While school districts years ago used to be able to quietly negotiate an exit for some educators who abused children or committed other serious crimes, school leaders for the past decade have been required to report such allegations to the state Department of Education for potential disciplinary action.
In recent years, more certified education professionals have lost or had their certificates suspended, with 114 educators notified in 2010. That compares to 39 to 67 educators each year from 2004 through 2007.
Over the past eight years, the state has named 548 educators statewide who have been notified of action taken on their certificates, including public reprimands, suspensions, revocations, surrenders in lieu of discipline and reinstatements (there are 603 notifications because some individuals are subject to more than one action).

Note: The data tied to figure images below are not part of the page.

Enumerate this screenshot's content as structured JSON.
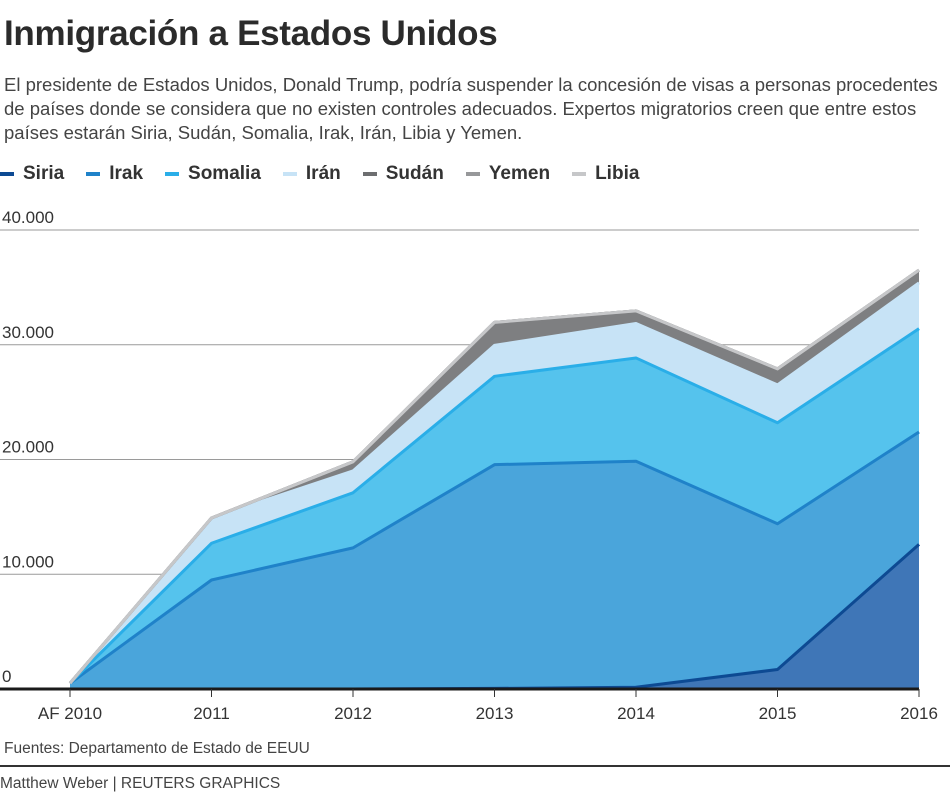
{
  "title": "Inmigración a Estados Unidos",
  "subtitle": "El presidente de Estados Unidos, Donald Trump, podría suspender la concesión de visas a personas procedentes de países donde se considera que no existen controles adecuados. Expertos migratorios creen que entre estos países estarán Siria, Sudán, Somalia, Irak, Irán, Libia y Yemen.",
  "source": "Fuentes: Departamento de Estado de EEUU",
  "credit": "Matthew Weber | REUTERS GRAPHICS",
  "chart_data": {
    "type": "area",
    "stacked": true,
    "categories": [
      "AF 2010",
      "2011",
      "2012",
      "2013",
      "2014",
      "2015",
      "2016"
    ],
    "ylim": [
      0,
      40000
    ],
    "yticks": [
      0,
      10000,
      20000,
      30000,
      40000
    ],
    "ytick_labels": [
      "0",
      "10.000",
      "20.000",
      "30.000",
      "40.000"
    ],
    "grid": true,
    "legend_position": "top-left",
    "series": [
      {
        "name": "Siria",
        "color": "#0d4a93",
        "fill": "#3f76b7",
        "values": [
          0,
          0,
          0,
          50,
          150,
          1700,
          12600
        ]
      },
      {
        "name": "Irak",
        "color": "#1f82c9",
        "fill": "#4aa5db",
        "values": [
          500,
          9500,
          12300,
          19500,
          19700,
          12700,
          9800
        ]
      },
      {
        "name": "Somalia",
        "color": "#2aaee8",
        "fill": "#55c3ed",
        "values": [
          0,
          3200,
          4800,
          7700,
          9000,
          8800,
          9000
        ]
      },
      {
        "name": "Irán",
        "color": "#c7e3f6",
        "fill": "#c7e3f6",
        "values": [
          0,
          2200,
          1900,
          2700,
          3000,
          3300,
          4000
        ]
      },
      {
        "name": "Sudán",
        "color": "#6d6e70",
        "fill": "#7e7f81",
        "values": [
          0,
          0,
          800,
          2000,
          1100,
          1400,
          1100
        ]
      },
      {
        "name": "Yemen",
        "color": "#97989a",
        "fill": "#97989a",
        "values": [
          0,
          0,
          0,
          0,
          0,
          0,
          0
        ]
      },
      {
        "name": "Libia",
        "color": "#c6c7c9",
        "fill": "#c6c7c9",
        "values": [
          0,
          0,
          0,
          0,
          0,
          0,
          0
        ]
      }
    ]
  }
}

That counts 74 educators statewide whose certificates were suspended, revoked or surrendered in 2011 for actions ranging from sexual relationships to embezzlement, including two whose certificates were both suspended and revoked in the same year. The list covers a variety of certificates, including teaching and administrative.
"There may be a greater awareness now of the types of things that need to be reported," said Wythe Keever, spokesman for the Pennsylvania State Education Association. "The PSEA overall supports that."
Noting such cases are a small part of the state's 150,000 teachers, Mr. Keever said the PSEA wants due process followed but "has no interest in keeping teachers in the classroom who are guilty of inappropriate behaviors and actions."